The Eleventh Circuit had little trouble finding that puffery can be a barrier to a securities fraud claim, but cautioned that it was not merely a matter of the court determining that the particular statement “smacks of puff.” Instead, a “conclusion that a statement constitutes puffery doesn’t absolve the reviewing court of the duty to consider the possibility—however remote—that in context and in light of the ‘total mix’ of available information, a reasonable investor might nonetheless attach importance to the statement.” In the instant case, however, “Ocwen’s proclamations that it was devoting ‘substantial resources’ to its problems, with ‘improved results,’ as well as its boasts that it was taking a ‘leading role’ and making ‘progress’ toward compliance are precisely the sorts of statements that our sister circuits have—we think correctly—deemed puffery and found immaterial as a matter of law.”

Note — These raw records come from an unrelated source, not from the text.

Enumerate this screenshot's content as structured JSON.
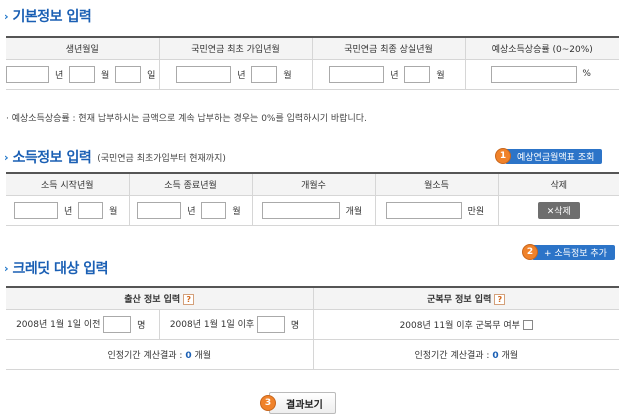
{
  "basic": {
    "title": "기본정보 입력",
    "headers": [
      "생년월일",
      "국민연금 최초 가입년월",
      "국민연금 최종 상실년월",
      "예상소득상승률 (0~20%)"
    ],
    "unit_year": "년",
    "unit_month": "월",
    "unit_day": "일",
    "unit_percent": "%"
  },
  "note": "· 예상소득상승률 : 현재 납부하시는 금액으로 계속 납부하는 경우는 0%를 입력하시기 바랍니다.",
  "income": {
    "title": "소득정보 입력",
    "subtitle": "(국민연금 최초가입부터 현재까지)",
    "btn_num": "1",
    "btn_label": "예상연금월액표 조회",
    "headers": [
      "소득 시작년월",
      "소득 종료년월",
      "개월수",
      "월소득",
      "삭제"
    ],
    "unit_year": "년",
    "unit_month": "월",
    "unit_count": "개월",
    "unit_money": "만원",
    "delete_label": "✕삭제",
    "add_num": "2",
    "add_label": "+ 소득정보 추가"
  },
  "credit": {
    "title": "크레딧 대상 입력",
    "birth_header": "출산 정보 입력",
    "military_header": "군복무 정보 입력",
    "help": "?",
    "before_label": "2008년 1월 1일 이전",
    "after_label": "2008년 1월 1일 이후",
    "unit_person": "명",
    "military_label": "2008년 11월 이후 군복무 여부",
    "result_prefix": "인정기간 계산결과 : ",
    "birth_result": "0",
    "military_result": "0",
    "result_unit": " 개월"
  },
  "result": {
    "num": "3",
    "label": "결과보기"
  }
}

Item 303 – Item 303 of Regulation S-K requires issuers to disclose known trends or uncertainties “reasonably likely” to have a material effect on operations, capital, and liquidity. In Carvelli, the plaintiffs argued that the failure to make a disclosure required under Item 303 automatically can lead to Rule 10b-5 liability based on the existence of a material omission. The Third Circuit and Ninth Circuit (and, to a lesser extent, the Second Circuit) have rejected that argument. The Eleventh Circuit agreed with those decisions, holding that “Item 303 imposes a more sweeping disclosure obligation than Rule 10b-5, such that a violation of the former does not ipso facto indicate a violation of the latter.”
Holding: Dismissal affirmed.
Quote of note: “As Judge Learned Hand once put it, ‘[t]here are some kinds of talk which no sensible man takes seriously, and if he does he suffers from his credulity.” Vulcan Metals Co. v. Simmons Mfg. Co., 248 F. 853, 856 (2d Cir. 1918). Think, for example, Disneyland’s claim to be ‘The Happiest Place on Earth.’ Or Avis’s boast, ‘We Just Try Harder.’ Or Dunkin Donuts’s assertion that ‘America runs on Dunkin.’ Or (for our teenage readers) Sony’s statement that its PlayStation 3 ‘Only Does Everything.’ These boasts and others like them are widely regarded as ‘puff’—big claims with little substance.”